Revenons au but affiché des premières initiatives de classement, à savoir offrir sur le marché de l'éducation supérieure une offre d'information fiable. Un étudiant n'aura pas les mêmes critères de choix d'un établissement, qu'il soit plutôt faible ou très brillant, en premier cycle ou en troisième cycle, avide de savoir théorique ou désireux de rejoindre très vite le marché du travail. La réponse ? Personnaliser la pondération des critères pour permettre à chacun d'échafauder son classement personnel. Un système de my-ranking qui permet de dépasser le caractère arbitraire de toute pondération, sans toutefois satisfaire tout à fait la difficulté à collecter des chiffres significatifs et fiables, et à choisir les critères de cette collection...

On imagine aussi que la multiplication de ces classements permettra au public d'établir des moyennes entre eux, pour éliminer à terme tous ces biais que nous venons d'esquisser.
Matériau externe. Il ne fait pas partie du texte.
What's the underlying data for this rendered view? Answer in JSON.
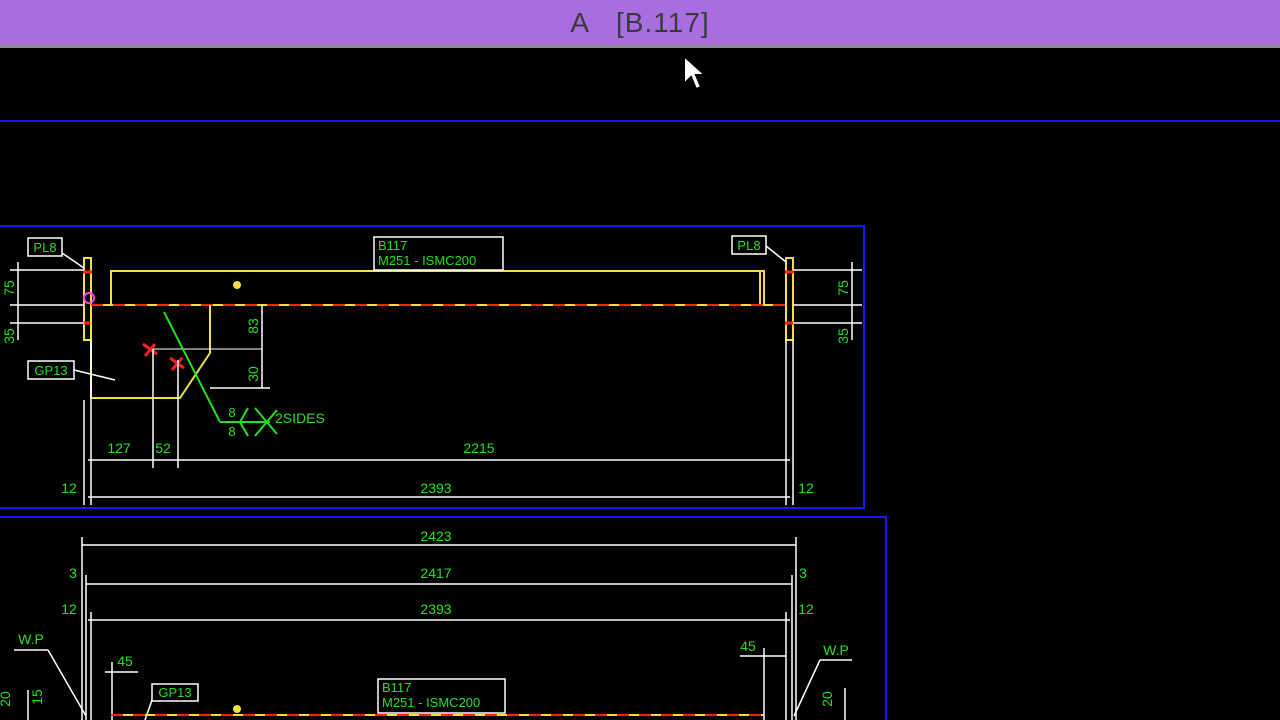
{
  "window": {
    "title_left": "A",
    "title_right": "[B.117]"
  },
  "view1": {
    "tags": {
      "pl_left": "PL8",
      "pl_right": "PL8",
      "gusset": "GP13",
      "beam_mark": "B117",
      "beam_section": "M251 - ISMC200"
    },
    "weld": {
      "size_top": "8",
      "size_bottom": "8",
      "note": "2SIDES"
    },
    "dims": {
      "d75_left": "75",
      "d35_left": "35",
      "d75_right": "75",
      "d35_right": "35",
      "d83": "83",
      "d30": "30",
      "d127": "127",
      "d52": "52",
      "d2215": "2215",
      "d12_left": "12",
      "d2393": "2393",
      "d12_right": "12"
    }
  },
  "view2": {
    "tags": {
      "beam_mark": "B117",
      "beam_section": "M251 - ISMC200",
      "gusset": "GP13",
      "wp_left": "W.P",
      "wp_right": "W.P"
    },
    "dims": {
      "d2423": "2423",
      "d3_left": "3",
      "d2417": "2417",
      "d3_right": "3",
      "d12_left": "12",
      "d2393": "2393",
      "d12_right": "12",
      "d45_left": "45",
      "d45_right": "45",
      "d15": "15",
      "d20_left": "20",
      "d20_right": "20"
    }
  },
  "colors": {
    "title_bar": "#a86de0",
    "frame": "#1515ff",
    "steel": "#f0e040",
    "dimension_text": "#22e022",
    "dimension_line": "#ffffff",
    "center_line": "#ff2020",
    "weld_symbol": "#22e022"
  }
}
Peut-être même aura-t-on un jour la brillante idée de mettre sur le marché un classement des meilleurs classements des meilleures universités...

Mais ces chiffres, quelle que soit leur pertinence, ne risquent-ils pas à terme de changer la réalité même qu'ils prétendent décrire ? Quels effets peuvent avoir de tels classements ?

Ils offrent enfin « une information fiable pour les consommateurs ». Mais avant toute chose, ils font de l'offre universitaire un marché. On hésite entre parler d'effet secondaire ou d'intention affichée, selon que le concept soit défendu par un ministre social-démocrate flamand de l'Éducation (2) ou par l'OCDE. Et ce classement influence le marché. Car le prestige vaguement plus affirmé par la rumeur publique ne suffisait pas à une famille aisée pour envoyer son enfant à l'autre bout du pays, ce qu'elles pourront désormais faire en connaissance de cause, tandis que les camarades moins fortunés ne pourront faire autrement que de rester dans l'université mal considérée de leur région d'origine. Et le recrutement de cet établissement renforcera sa piètre réputation (auprès des étudiants, des enseignants, des employeurs...) en une sorte de cercle infernal. On aura donc des effets de polarisation incompatibles avec des exigences de justice sociale.

Les pouvoirs publics sont désireux de mettre en place des outils de même type, certifiés cette fois par la commande qu'ils auront passée. Il est nécessaire, nous dit-on, de connaître ces classements pour mieux agir sur les inégalités qu'ils constatent... Une bonne volonté qui en ces temps difficiles nous paraît peu crédible.

(1) http://www.topuniversities.com

(2) Frank Vandenbroucke, à l'Ethical Forum de la Fondation universitaire, 20 novembre 2008, Bruxelles.